In accordance with, and in connection with, the assumption of liabilities
described in subparagraph (c) above, Petrofund shall:
(y) indemnify and save Ultima's and its Subsidiaries' trustees, directors,
officers, employees and agents (together, the "Indemnified Persons")
harmless from all and any costs, damages or expenses that may be paid
or incurred following any claim, suit or action taken by any other
party because of the failure of Petrofund to discharge and perform all
or any of the obligations, covenants, agreements and obligations
forming part of the Assumed Liabilities; and
-12-
(z) if any suit or action is commenced against any of the Indemnified
Persons in connection with any of the Assumed Liabilities or in
respect of any covenant, condition, agreement or obligation assumed as
contemplated herein, assume the conduct of such case and provide to
the Indemnified Persons such further indemnification from all costs,
damages or expenses as they may reasonably require.
2.3 Consideration.
In consideration of the sale and transfer of the Ultima Assets as provided
in Section 2.2 hereof, at the Time of Closing, Petrofund shall execute and
deliver the Assumption Agreement, providing for the assumption by Petrofund of
the Assumed Liabilities, and shall issue to Ultima an aggregate number of
Petrofund Units equal in number to the product of the number of Ultima Units
(other than the Petrofund Ultima Unit) outstanding as of the close of business
on the day immediately prior to the Closing Date multiplied by the Exchange
Ratio (such Petrofund Units being referred to herein as the "Payment Units"). It
is agreed that the amount of Assumed Liabilities allocated as consideration to
any Ultima Asset shall not exceed the cost amount, for purposes of the Tax Act,
of that Ultima Asset or such other amounts that Ultima and Petrofund consider
reasonable in the circumstances.
2.4 Deposit of Payment Units and Fractional Trust Units.
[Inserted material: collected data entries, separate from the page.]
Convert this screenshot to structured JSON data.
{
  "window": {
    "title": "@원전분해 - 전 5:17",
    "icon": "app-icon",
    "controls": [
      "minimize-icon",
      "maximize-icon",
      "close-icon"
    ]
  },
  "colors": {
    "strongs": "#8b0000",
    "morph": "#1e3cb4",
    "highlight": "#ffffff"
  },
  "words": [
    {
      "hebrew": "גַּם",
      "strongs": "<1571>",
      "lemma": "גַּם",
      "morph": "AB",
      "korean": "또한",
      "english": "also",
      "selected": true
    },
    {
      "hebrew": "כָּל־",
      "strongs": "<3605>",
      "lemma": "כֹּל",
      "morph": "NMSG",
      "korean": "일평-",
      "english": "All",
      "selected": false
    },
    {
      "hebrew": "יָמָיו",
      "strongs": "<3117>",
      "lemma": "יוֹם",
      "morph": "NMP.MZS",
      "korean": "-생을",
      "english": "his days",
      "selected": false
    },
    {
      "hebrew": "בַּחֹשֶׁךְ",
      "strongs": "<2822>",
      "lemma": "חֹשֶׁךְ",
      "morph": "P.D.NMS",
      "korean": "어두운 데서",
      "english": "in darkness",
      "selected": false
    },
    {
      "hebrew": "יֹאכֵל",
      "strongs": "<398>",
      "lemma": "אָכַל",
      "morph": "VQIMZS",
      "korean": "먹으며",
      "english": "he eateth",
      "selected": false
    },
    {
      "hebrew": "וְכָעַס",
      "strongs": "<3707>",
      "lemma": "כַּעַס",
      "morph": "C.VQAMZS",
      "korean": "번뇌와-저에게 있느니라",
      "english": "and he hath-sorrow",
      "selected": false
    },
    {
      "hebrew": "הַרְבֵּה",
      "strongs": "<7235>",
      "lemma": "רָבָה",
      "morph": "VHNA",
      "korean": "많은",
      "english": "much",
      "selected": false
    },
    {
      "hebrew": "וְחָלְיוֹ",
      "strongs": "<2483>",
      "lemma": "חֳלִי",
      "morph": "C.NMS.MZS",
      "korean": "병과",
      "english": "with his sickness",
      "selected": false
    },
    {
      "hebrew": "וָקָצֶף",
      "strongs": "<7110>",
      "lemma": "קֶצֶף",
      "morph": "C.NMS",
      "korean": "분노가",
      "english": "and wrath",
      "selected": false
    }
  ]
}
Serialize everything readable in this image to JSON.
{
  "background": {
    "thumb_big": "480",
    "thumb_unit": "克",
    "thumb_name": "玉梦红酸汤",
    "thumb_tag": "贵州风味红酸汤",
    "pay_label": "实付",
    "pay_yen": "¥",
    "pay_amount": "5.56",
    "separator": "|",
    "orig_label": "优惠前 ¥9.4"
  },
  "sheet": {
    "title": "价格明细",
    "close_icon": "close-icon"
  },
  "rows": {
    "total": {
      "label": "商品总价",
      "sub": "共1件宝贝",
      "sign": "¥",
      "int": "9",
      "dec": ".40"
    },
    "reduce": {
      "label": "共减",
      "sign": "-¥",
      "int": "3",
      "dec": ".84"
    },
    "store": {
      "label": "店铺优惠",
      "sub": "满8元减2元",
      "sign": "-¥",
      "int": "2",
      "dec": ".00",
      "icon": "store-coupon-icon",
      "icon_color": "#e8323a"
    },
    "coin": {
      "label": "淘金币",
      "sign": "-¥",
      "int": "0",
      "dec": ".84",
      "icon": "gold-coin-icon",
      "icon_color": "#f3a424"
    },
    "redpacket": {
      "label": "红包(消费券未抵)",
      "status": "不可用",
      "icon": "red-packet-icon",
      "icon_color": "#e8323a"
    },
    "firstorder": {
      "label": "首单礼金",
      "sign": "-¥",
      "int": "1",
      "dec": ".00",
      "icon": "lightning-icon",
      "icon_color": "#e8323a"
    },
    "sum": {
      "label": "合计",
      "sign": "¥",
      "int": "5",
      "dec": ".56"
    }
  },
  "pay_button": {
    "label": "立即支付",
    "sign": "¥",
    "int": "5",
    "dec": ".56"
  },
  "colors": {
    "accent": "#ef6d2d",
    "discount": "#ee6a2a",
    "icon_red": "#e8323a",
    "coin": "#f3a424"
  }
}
A form of letter of transmittal containing instructions with respect to the
surrender of certificates representing the Ultima Units will be forwarded with
the Ultima Circular or Joint Circular, as the case may be, to the Ultima
Unitholders for use in exchanging their certificates. Upon surrender of properly
completed letters of transmittal together with certificates representing the
Ultima Units to the Transfer Agent, certificates for the appropriate number of
Petrofund Units will be issued. No fractional Petrofund Units shall be issued to
former Ultima Unitholders pursuant to the Acquisition and Redemption Transaction
and no distribution, dividend or other change in the structure of Petrofund
shall relate to any such fractional security and such fractional interest shall
not entitle the owner thereof to exercise any rights as a securityholder of
Petrofund. In the event that the Acquisition and Redemption Transaction would
otherwise result in an Ultima Unitholder being entitled to a fractional
Petrofund Unit, an adjustment will be made to the nearest whole number of
Petrofund Units and a certificate representing the resulting whole number of
Petrofund Units will be issued. In calculating such fractional interests, all
Ultima Units held by a registered holder of Ultima Units immediately prior to
the Time of Closing shall be aggregated. At or prior to the Time of Closing,
Petrofund shall deposit with the Transfer Agent, for the benefit of the holders
of Ultima Units who will receive the Payment Units, certificates representing
the Petrofund Units issued pursuant to Section 2.3. Upon surrender to the
Transfer Agent for cancellation of a certificate which immediately prior to the
Time of Closing represented one or more Ultima Units that were exchanged for one
or more Petrofund Units under the Acquisition and Redemption Transaction,
together with a Letter of Transmittal and such other documents and instruments
as would have been required to effect the transfer of the Ultima Units formerly
represented by such certificate, and such additional documents and instruments
as the Transfer Agent may reasonably require, the holder of such surrendered
certificates shall be entitled to receive in exchange therefor, and the Transfer
Agent shall deliver to such holder, a certificate representing that number
(rounded to the nearest whole number) of Petrofund Units which such holder has a
right to receive and the certificate so surrendered shall forthwith be
cancelled. In the event of a transfer of ownership of Ultima Units that is not
registered in the transfer records of Ultima, a certificate representing the
proper number of Petrofund Units may be issued to the transferee if the
certificate representing such Ultima Units is presented to the Transfer Agent,
accompanied by a Letter of Transmittal and all documents required to evidence
and effect such transfer. Until surrendered as contemplated by this Section 2.4,
each certificate which immediately prior to the Time of Closing represented
Ultima Units shall be deemed at all times after the Time of Closing to represent
only the right to receive upon such surrender the certificate representing
Petrofund Units as
-13-
contemplated by this Section, and in the case of the Petrofund Units to receive
immediately after the Time of Closing, without any further action to be taken by
any Ultima Unitholder, any distributions or dividends with a record date after
the Time of Closing theretofore paid or payable with respect to Petrofund Units
as contemplated by Section 2.5
2.5 Distributions With Respect to Unsurrendered Certificates.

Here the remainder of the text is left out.